As burials go, the one for Albert Lee Renfro and Everado Alvarez-Lara on a misty Wednesday was sad in ways other funerals are not.
There was no sobbing and weeping. No relatives came to Fort Sam Houston National Cemetery to bid the men farewell.
Both died homeless, but 40 or so people, many of them veterans, parents of fallen troops, active-duty soldiers and airmen, made sure that Renfro, 62, and Alvarez-Lara, 64, were given a GI's salute.
“I was never privileged to know these men. Perhaps you were not, either,” Pastor Vernon Welshans told those at Shelter No. 3. “But God knew them.”

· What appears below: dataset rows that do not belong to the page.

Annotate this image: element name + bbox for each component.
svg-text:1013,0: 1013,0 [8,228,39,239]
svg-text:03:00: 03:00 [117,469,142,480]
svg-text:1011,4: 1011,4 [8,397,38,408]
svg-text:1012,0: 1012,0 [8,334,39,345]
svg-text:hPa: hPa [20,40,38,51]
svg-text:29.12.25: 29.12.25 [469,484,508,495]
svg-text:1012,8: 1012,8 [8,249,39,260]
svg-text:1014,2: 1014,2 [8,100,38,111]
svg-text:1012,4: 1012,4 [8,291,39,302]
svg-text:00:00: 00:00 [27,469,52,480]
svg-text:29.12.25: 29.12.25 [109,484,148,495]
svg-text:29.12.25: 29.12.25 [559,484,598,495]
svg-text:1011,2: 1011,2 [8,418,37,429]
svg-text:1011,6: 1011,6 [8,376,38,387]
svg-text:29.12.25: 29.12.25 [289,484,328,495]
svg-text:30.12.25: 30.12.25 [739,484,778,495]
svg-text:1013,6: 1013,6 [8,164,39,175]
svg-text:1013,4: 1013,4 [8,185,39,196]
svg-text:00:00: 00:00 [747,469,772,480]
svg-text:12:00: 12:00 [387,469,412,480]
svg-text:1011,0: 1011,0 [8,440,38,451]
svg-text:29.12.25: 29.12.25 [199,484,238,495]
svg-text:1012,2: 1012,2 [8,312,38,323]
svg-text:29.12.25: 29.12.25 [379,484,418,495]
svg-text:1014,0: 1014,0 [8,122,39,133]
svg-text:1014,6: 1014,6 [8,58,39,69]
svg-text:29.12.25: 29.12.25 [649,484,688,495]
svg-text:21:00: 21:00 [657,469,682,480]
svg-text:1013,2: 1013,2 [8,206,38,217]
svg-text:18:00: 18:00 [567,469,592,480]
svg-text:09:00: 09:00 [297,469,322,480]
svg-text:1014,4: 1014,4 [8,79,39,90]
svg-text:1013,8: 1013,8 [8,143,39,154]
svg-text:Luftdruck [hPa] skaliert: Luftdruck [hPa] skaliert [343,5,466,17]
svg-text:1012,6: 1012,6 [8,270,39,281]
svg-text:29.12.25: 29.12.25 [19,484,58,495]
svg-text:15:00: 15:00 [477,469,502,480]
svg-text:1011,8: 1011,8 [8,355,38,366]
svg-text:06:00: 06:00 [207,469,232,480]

The service came courtesy of the Dignity Memorial Homeless Veterans Burial Program, which is in 36 cities nationwide including San Antonio, Waco, Dallas, Houston and El Paso.
There is no program in Abilene, where Marine 1st Sgt. Dale Frerich said one homeless veteran smelled like the rotting corpses he'd encountered in Iraq. Another smelled like formaldehyde.
“I don't know how it happened,” said Frerich, a veteran of Mogadishu and Iraq who coordinates burials in Abilene. “If that's the best that can be done, fine, but I refuse to believe that is the best that can be done.”